使用Docker容器搭建Hadoop伪分布式集群
1、编写docker-compose.yaml文件配置集群
version: "3"
services:
namenode:
image: apache/hadoop:3.3.6
hostname: namenode
command: ["hdfs", "namenode"]
ports:
- 9870:9870
env_file:
- ./config
environment:
ENSURE_NAMENODE_DIR: "/tmp/hadoop-root/dfs/name"
datanode:
image: apache/hadoop:3.3.6
command: ["hdfs", "datanode"]
env_file:
- ./config
resourcemanager:
image: apache/hadoop:3.3.6
hostname: resourcemanager
command: ["yarn", "resourcemanager"]
ports:
- 8088:8088
env_file:
- ./config
volumes:
- ./test.sh:/opt/test.sh
nodemanager:
image: apache/hadoop:3.3.6
command: ["yarn", "nodemanager"]
env_file:
- ./config
配置文件相关解释
hdfs namenode - 该命令用于启动Hadoop分布式文件系统的名称节点。
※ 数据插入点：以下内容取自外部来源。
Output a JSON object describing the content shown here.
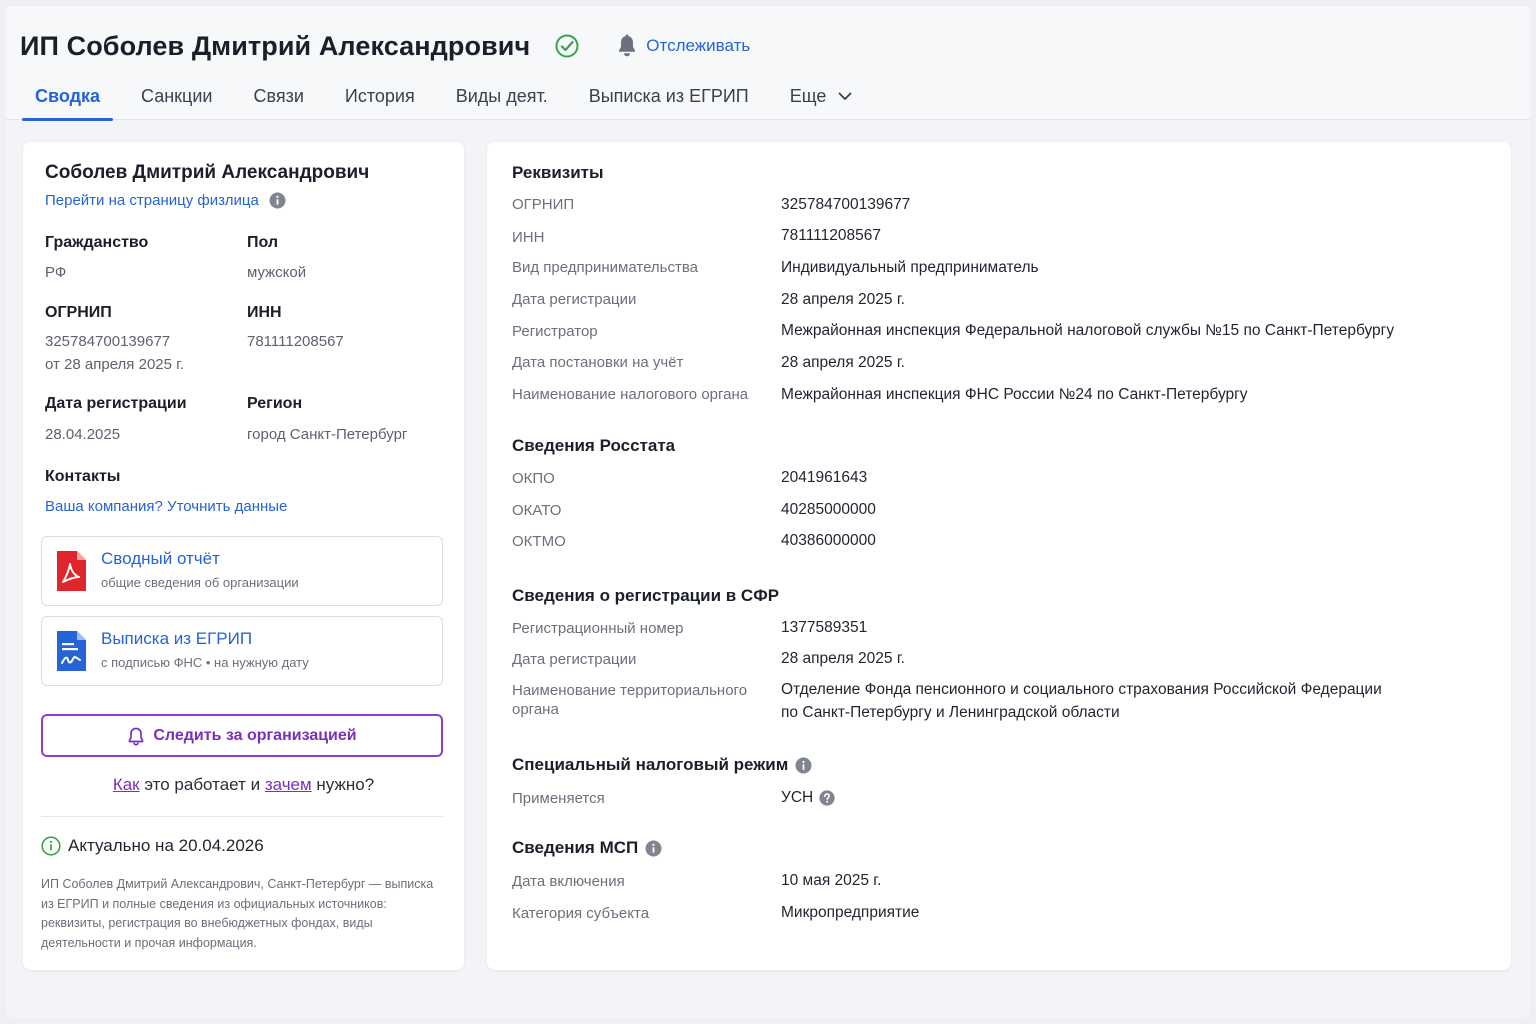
{
  "header": {
    "title": "ИП Соболев Дмитрий Александрович",
    "track_label": "Отслеживать",
    "tabs": [
      {
        "label": "Сводка"
      },
      {
        "label": "Санкции"
      },
      {
        "label": "Связи"
      },
      {
        "label": "История"
      },
      {
        "label": "Виды деят."
      },
      {
        "label": "Выписка из ЕГРИП"
      },
      {
        "label": "Еще"
      }
    ],
    "active_tab": "Сводка",
    "icons": {
      "verified": "check-circle-icon",
      "bell": "bell-icon",
      "more": "chevron-down-icon"
    }
  },
  "left": {
    "person_name": "Соболев Дмитрий Александрович",
    "person_link": "Перейти на страницу физлица",
    "citizenship": {
      "label": "Гражданство",
      "value": "РФ"
    },
    "sex": {
      "label": "Пол",
      "value": "мужской"
    },
    "ogrnip": {
      "label": "ОГРНИП",
      "value": "325784700139677",
      "date": "от 28 апреля 2025 г."
    },
    "inn": {
      "label": "ИНН",
      "value": "781111208567"
    },
    "reg_date": {
      "label": "Дата регистрации",
      "value": "28.04.2025"
    },
    "region": {
      "label": "Регион",
      "value": "город Санкт-Петербург"
    },
    "contacts": {
      "label": "Контакты",
      "link": "Ваша компания? Уточнить данные"
    },
    "docs": [
      {
        "title": "Сводный отчёт",
        "subtitle": "общие сведения об организации",
        "icon": "pdf-icon"
      },
      {
        "title": "Выписка из ЕГРИП",
        "subtitle": "с подписью ФНС • на нужную дату",
        "icon": "signed-doc-icon"
      }
    ],
    "follow_button": "Следить за организацией",
    "how": {
      "how_link": "Как",
      "mid": " это работает и ",
      "why_link": "зачем",
      "end": " нужно?"
    },
    "actual": "Актуально на 20.04.2026",
    "description": "ИП Соболев Дмитрий Александрович, Санкт-Петербург — выписка из ЕГРИП и полные сведения из официальных источников: реквизиты, регистрация во внебюджетных фондах, виды деятельности и прочая информация."
  },
  "right": {
    "requisites": {
      "title": "Реквизиты",
      "rows": [
        {
          "label": "ОГРНИП",
          "value": "325784700139677"
        },
        {
          "label": "ИНН",
          "value": "781111208567"
        },
        {
          "label": "Вид предпринимательства",
          "value": "Индивидуальный предприниматель"
        },
        {
          "label": "Дата регистрации",
          "value": "28 апреля 2025 г."
        },
        {
          "label": "Регистратор",
          "value": "Межрайонная инспекция Федеральной налоговой службы №15 по Санкт-Петербургу"
        },
        {
          "label": "Дата постановки на учёт",
          "value": "28 апреля 2025 г."
        },
        {
          "label": "Наименование налогового органа",
          "value": "Межрайонная инспекция ФНС России №24 по Санкт-Петербургу"
        }
      ]
    },
    "rosstat": {
      "title": "Сведения Росстата",
      "rows": [
        {
          "label": "ОКПО",
          "value": "2041961643"
        },
        {
          "label": "ОКАТО",
          "value": "40285000000"
        },
        {
          "label": "ОКТМО",
          "value": "40386000000"
        }
      ]
    },
    "sfr": {
      "title": "Сведения о регистрации в СФР",
      "rows": [
        {
          "label": "Регистрационный номер",
          "value": "1377589351"
        },
        {
          "label": "Дата регистрации",
          "value": "28 апреля 2025 г."
        }
      ],
      "territorial_label_1": "Наименование территориального",
      "territorial_label_2": "органа",
      "territorial_value_1": "Отделение Фонда пенсионного и социального страхования Российской Федерации",
      "territorial_value_2": "по Санкт-Петербургу и Ленинградской области"
    },
    "tax": {
      "title": "Специальный налоговый режим",
      "label": "Применяется",
      "value": "УСН"
    },
    "msp": {
      "title": "Сведения МСП",
      "rows": [
        {
          "label": "Дата включения",
          "value": "10 мая 2025 г."
        },
        {
          "label": "Категория субъекта",
          "value": "Микропредприятие"
        }
      ]
    }
  },
  "colors": {
    "accent": "#2563d6",
    "follow": "#7a2fc0",
    "verified": "#3aa24a",
    "pdf": "#e0262a"
  }
}
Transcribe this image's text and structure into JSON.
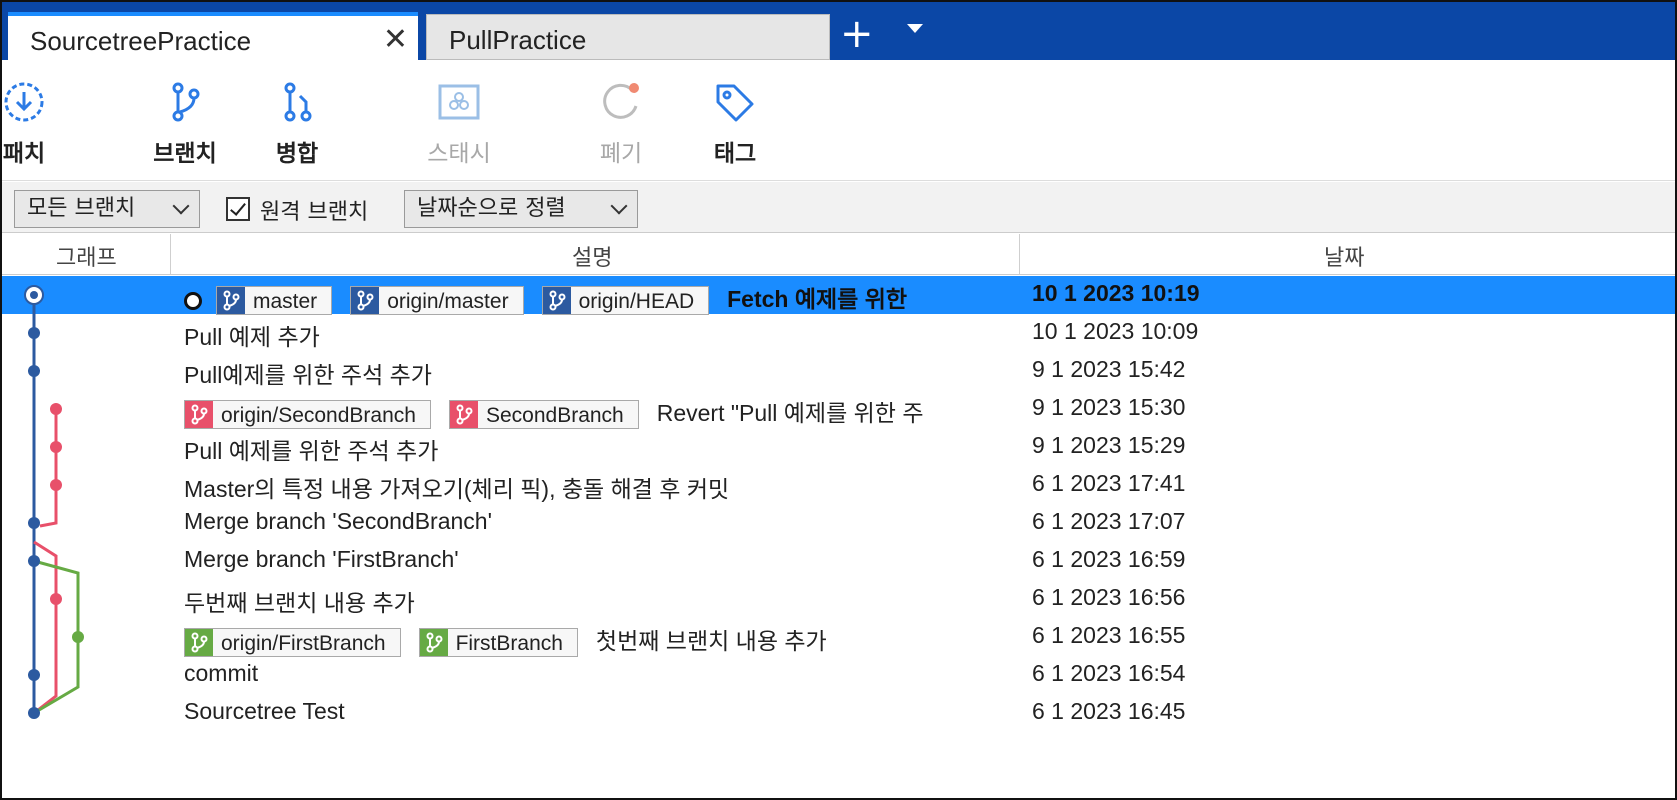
{
  "tabs": [
    {
      "label": "SourcetreePractice",
      "active": true
    },
    {
      "label": "PullPractice",
      "active": false
    }
  ],
  "toolbar": {
    "fetch_label": "패치",
    "branch_label": "브랜치",
    "merge_label": "병합",
    "stash_label": "스태시",
    "discard_label": "폐기",
    "tag_label": "태그"
  },
  "filters": {
    "branch_filter": "모든 브랜치",
    "remote_branches_label": "원격 브랜치",
    "remote_branches_checked": true,
    "sort": "날짜순으로 정렬"
  },
  "columns": {
    "graph": "그래프",
    "description": "설명",
    "date": "날짜"
  },
  "colors": {
    "accent": "#0b47a6",
    "selection": "#1a8cff",
    "branch_blue": "#2c5aa0",
    "branch_red": "#e8506a",
    "branch_green": "#66aa44"
  },
  "commits": [
    {
      "refs": [
        {
          "name": "master",
          "color": "blue"
        },
        {
          "name": "origin/master",
          "color": "blue"
        },
        {
          "name": "origin/HEAD",
          "color": "blue"
        }
      ],
      "message": "Fetch 예제를 위한",
      "date": "10 1 2023 10:19",
      "selected": true,
      "head": true
    },
    {
      "refs": [],
      "message": "Pull 예제 추가",
      "date": "10 1 2023 10:09"
    },
    {
      "refs": [],
      "message": "Pull예제를 위한 주석 추가",
      "date": "9 1 2023 15:42"
    },
    {
      "refs": [
        {
          "name": "origin/SecondBranch",
          "color": "red"
        },
        {
          "name": "SecondBranch",
          "color": "red"
        }
      ],
      "message": "Revert \"Pull 예제를 위한 주",
      "date": "9 1 2023 15:30"
    },
    {
      "refs": [],
      "message": "Pull 예제를 위한 주석 추가",
      "date": "9 1 2023 15:29"
    },
    {
      "refs": [],
      "message": "Master의 특정 내용 가져오기(체리 픽), 충돌 해결 후 커밋",
      "date": "6 1 2023 17:41"
    },
    {
      "refs": [],
      "message": "Merge branch 'SecondBranch'",
      "date": "6 1 2023 17:07"
    },
    {
      "refs": [],
      "message": "Merge branch 'FirstBranch'",
      "date": "6 1 2023 16:59"
    },
    {
      "refs": [],
      "message": "두번째 브랜치 내용 추가",
      "date": "6 1 2023 16:56"
    },
    {
      "refs": [
        {
          "name": "origin/FirstBranch",
          "color": "green"
        },
        {
          "name": "FirstBranch",
          "color": "green"
        }
      ],
      "message": "첫번째 브랜치 내용 추가",
      "date": "6 1 2023 16:55"
    },
    {
      "refs": [],
      "message": "commit",
      "date": "6 1 2023 16:54"
    },
    {
      "refs": [],
      "message": "Sourcetree Test",
      "date": "6 1 2023 16:45"
    }
  ]
}
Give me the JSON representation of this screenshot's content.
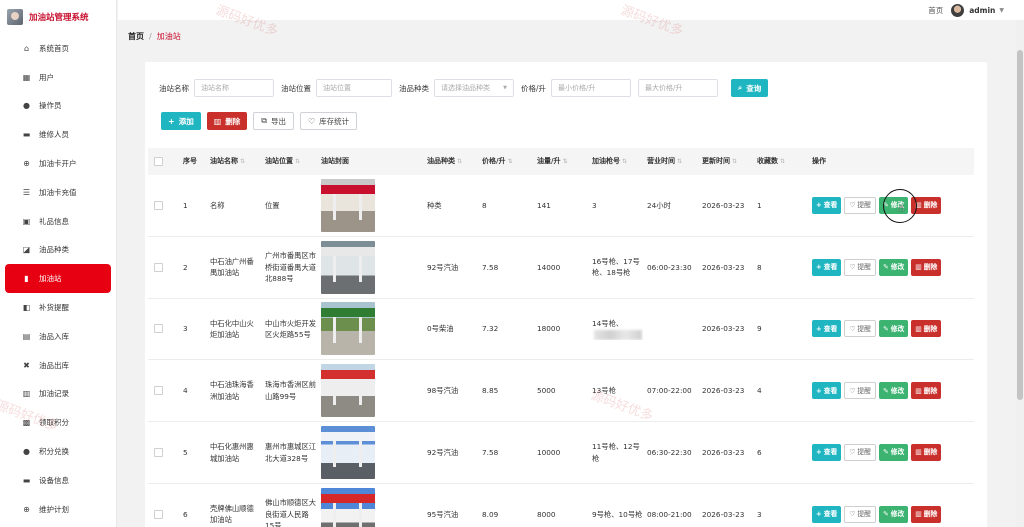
{
  "app": {
    "title": "加油站管理系统"
  },
  "sidebar": {
    "items": [
      {
        "label": "系统首页",
        "icon": "home-icon",
        "glyph": "⌂"
      },
      {
        "label": "用户",
        "icon": "grid-icon",
        "glyph": "▦"
      },
      {
        "label": "操作员",
        "icon": "user-icon",
        "glyph": "●"
      },
      {
        "label": "维修人员",
        "icon": "toolbox-icon",
        "glyph": "▬"
      },
      {
        "label": "加油卡开户",
        "icon": "crosshair-icon",
        "glyph": "⊕"
      },
      {
        "label": "加油卡充值",
        "icon": "sliders-icon",
        "glyph": "☰"
      },
      {
        "label": "礼品信息",
        "icon": "gift-icon",
        "glyph": "▣"
      },
      {
        "label": "油品种类",
        "icon": "chart-icon",
        "glyph": "◪"
      },
      {
        "label": "加油站",
        "icon": "bar-chart-icon",
        "glyph": "▮",
        "active": true
      },
      {
        "label": "补货提醒",
        "icon": "bell-icon",
        "glyph": "◧"
      },
      {
        "label": "油品入库",
        "icon": "inbox-icon",
        "glyph": "▤"
      },
      {
        "label": "油品出库",
        "icon": "shuffle-icon",
        "glyph": "✖"
      },
      {
        "label": "加油记录",
        "icon": "report-icon",
        "glyph": "▥"
      },
      {
        "label": "领取积分",
        "icon": "qrcode-icon",
        "glyph": "▩"
      },
      {
        "label": "积分兑换",
        "icon": "person-icon",
        "glyph": "●"
      },
      {
        "label": "设备信息",
        "icon": "device-icon",
        "glyph": "▬"
      },
      {
        "label": "维护计划",
        "icon": "target-icon",
        "glyph": "⊕"
      }
    ]
  },
  "topbar": {
    "home": "首页",
    "user": "admin"
  },
  "breadcrumb": {
    "home": "首页",
    "separator": "/",
    "current": "加油站"
  },
  "search": {
    "name_label": "油站名称",
    "name_placeholder": "油站名称",
    "location_label": "油站位置",
    "location_placeholder": "油站位置",
    "type_label": "油品种类",
    "type_placeholder": "请选择油品种类",
    "price_label": "价格/升",
    "min_price_placeholder": "最小价格/升",
    "max_price_placeholder": "最大价格/升",
    "button": "查询"
  },
  "actions": {
    "add": "添加",
    "delete": "删除",
    "export": "导出",
    "stock": "库存统计"
  },
  "table": {
    "headers": {
      "idx": "序号",
      "name": "油站名称",
      "location": "油站位置",
      "cover": "油站封面",
      "type": "油品种类",
      "price": "价格/升",
      "qty": "油量/升",
      "guns": "加油枪号",
      "hours": "营业时间",
      "updated": "更新时间",
      "favorites": "收藏数",
      "ops": "操作"
    },
    "rows": [
      {
        "idx": "1",
        "name": "名称",
        "location": "位置",
        "type": "种类",
        "price": "8",
        "qty": "141",
        "guns": "3",
        "hours": "24小时",
        "updated": "2026-03-23",
        "favorites": "1"
      },
      {
        "idx": "2",
        "name": "中石油广州番禺加油站",
        "location": "广州市番禺区市桥街道番禺大道北888号",
        "type": "92号汽油",
        "price": "7.58",
        "qty": "14000",
        "guns": "16号枪、17号枪、18号枪",
        "hours": "06:00-23:30",
        "updated": "2026-03-23",
        "favorites": "8"
      },
      {
        "idx": "3",
        "name": "中石化中山火炬加油站",
        "location": "中山市火炬开发区火炬路55号",
        "type": "0号柴油",
        "price": "7.32",
        "qty": "18000",
        "guns": "14号枪、",
        "hours": "",
        "updated": "2026-03-23",
        "favorites": "9"
      },
      {
        "idx": "4",
        "name": "中石油珠海香洲加油站",
        "location": "珠海市香洲区前山路99号",
        "type": "98号汽油",
        "price": "8.85",
        "qty": "5000",
        "guns": "13号枪",
        "hours": "07:00-22:00",
        "updated": "2026-03-23",
        "favorites": "4"
      },
      {
        "idx": "5",
        "name": "中石化惠州惠城加油站",
        "location": "惠州市惠城区江北大道328号",
        "type": "92号汽油",
        "price": "7.58",
        "qty": "10000",
        "guns": "11号枪、12号枪",
        "hours": "06:30-22:30",
        "updated": "2026-03-23",
        "favorites": "6"
      },
      {
        "idx": "6",
        "name": "壳牌佛山顺德加油站",
        "location": "佛山市顺德区大良街道人民路15号",
        "type": "95号汽油",
        "price": "8.09",
        "qty": "8000",
        "guns": "9号枪、10号枪",
        "hours": "08:00-21:00",
        "updated": "2026-03-23",
        "favorites": "3"
      }
    ],
    "row_actions": {
      "view": "查看",
      "remind": "提醒",
      "edit": "修改",
      "delete": "删除"
    }
  },
  "watermark": "源码好优多",
  "colors": {
    "primary": "#e60012",
    "teal": "#1fb5c1",
    "green": "#3cb371",
    "danger": "#c9302c"
  }
}
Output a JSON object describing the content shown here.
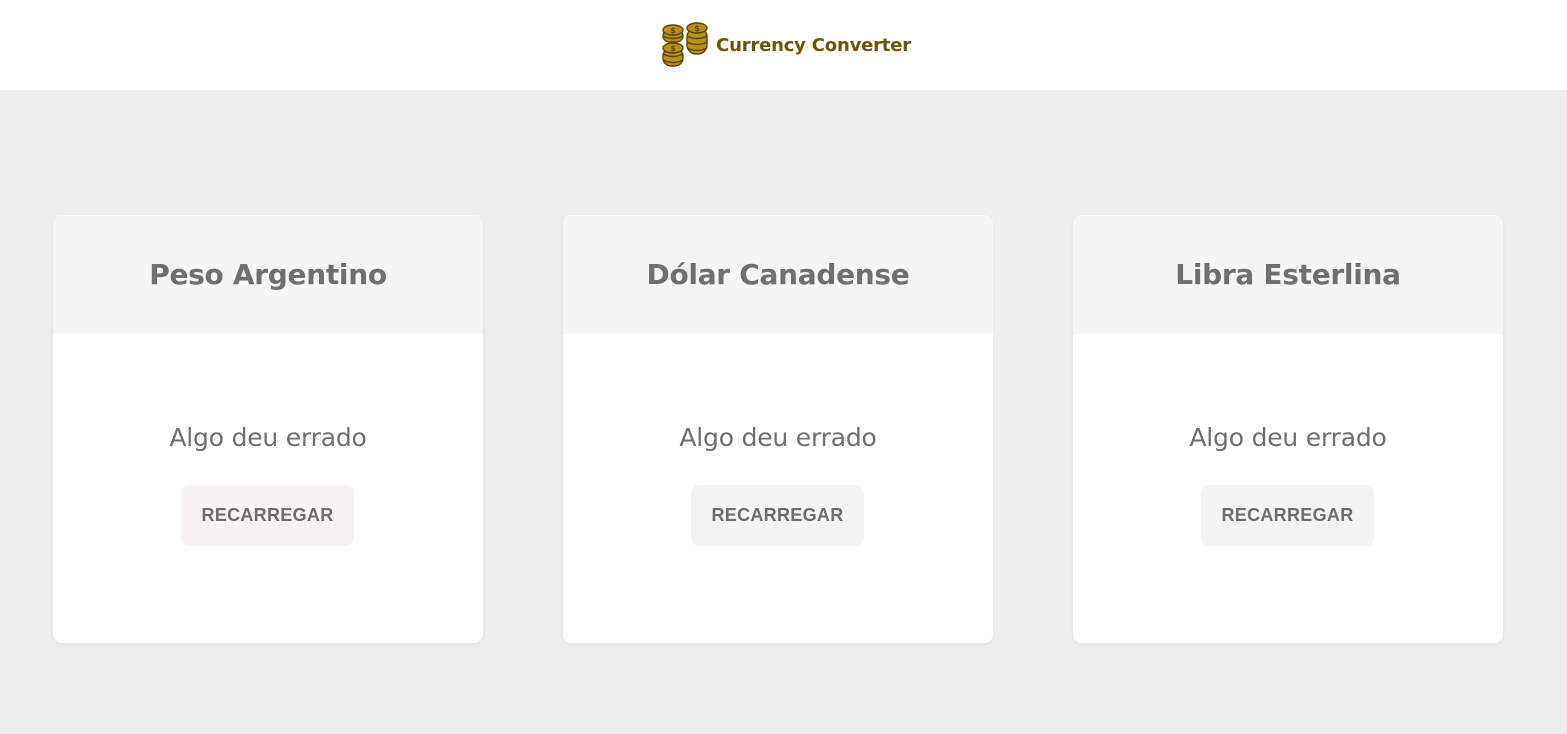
{
  "header": {
    "title": "Currency Converter",
    "logo_icon": "coins-stack-icon",
    "brand_color": "#6b5506"
  },
  "cards": [
    {
      "title": "Peso Argentino",
      "message": "Algo deu errado",
      "button_label": "RECARREGAR"
    },
    {
      "title": "Dólar Canadense",
      "message": "Algo deu errado",
      "button_label": "RECARREGAR"
    },
    {
      "title": "Libra Esterlina",
      "message": "Algo deu errado",
      "button_label": "RECARREGAR"
    }
  ]
}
名称节点是HDFS的关键组件之一,负责管理文件系统的命名空间和元数据。
hdfs datanode - 该命令用于启动Hadoop分布式文件系统的数据节点。数据节点负责存储和处理实际的数据块。
yarn resourcemanager - 该命令用于启动YARN的资源管理器。ResourceManager是YARN的核心组件,负责管理集群中的资源分配和作业调度。
yarn nodemanager - 该命令用于启动YARN的节点管理器。NodeManager在每个节点上运行,负责管理和监控容器的启动、停止和状态报告。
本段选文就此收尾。